@cantdecideforanother
More superiority points 😉.
By the way, what happens if you’ve raised children for decades with not so much as ONE raised voice? How do they then handle that in adulthood? Do they then assume that a raised voice is something to be ashamed about? What if they’re struggling with the emotion of anger and all the other strategies just aren’t cutting it? How will they reflect on their raised voices?
My husband grew up in a home with four siblings and a mother who quite simply never shouted or raised her voice. She also never implemented any other boundaries but that’s another issue entirely. Just recently their grandmother died and a couple of the siblings were not happy with funeral arrangements. They were all actually really quite angry and hurt about this but they couldn’t express it. They are all terribly, terribly afraid of even healthy levels of conflict. A slight raised tone and his sisters will dissolve into tears (the mother too). No one dares has a raised voice or an opinion that is too strong and they all walk on eggshells with their mother. She gets off Scott free as a person because “she never raises her voice” (but she is awfully passive aggressive).

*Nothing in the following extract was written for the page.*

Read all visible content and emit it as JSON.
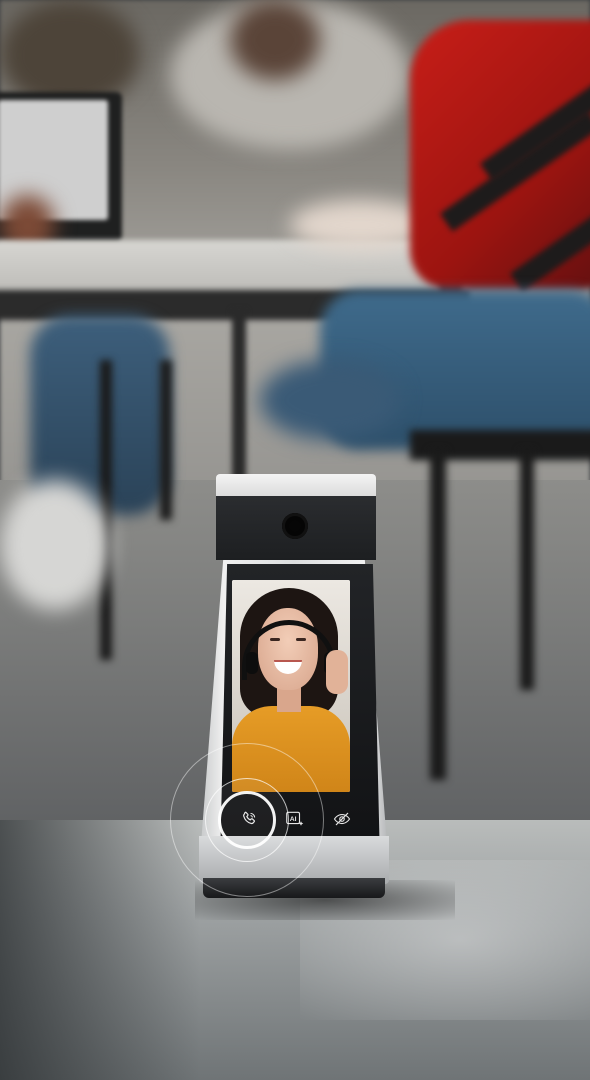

They are not expressive at all. It was normal in my family that if you had a grievance whilst it wouldn’t be acceptable to verbally abuse a family member, you could lay it out on the table and a raised voice wasn’t really the end of the world, and still isn’t actually. How you incorporate the emotion of anger into your family, whilst sounds admirable on the surface it’s not always the case. Often those families who never ever raise a voice or have a cross word are the biggest carpet sweepers I’ve ever known and not at all healthy, despite looking it on the surface.
I teach my children the whole emotional spectrum and I am hopefully modelling normal, human reactions. If I’ve ever shouted too much, I have apologised. Again, there’s no shame in this. People make mistakes, they apologise and they move on. I was heartened actually when my teen son threw his arms around me last week “sorry mum…. I was out of line, I love you”.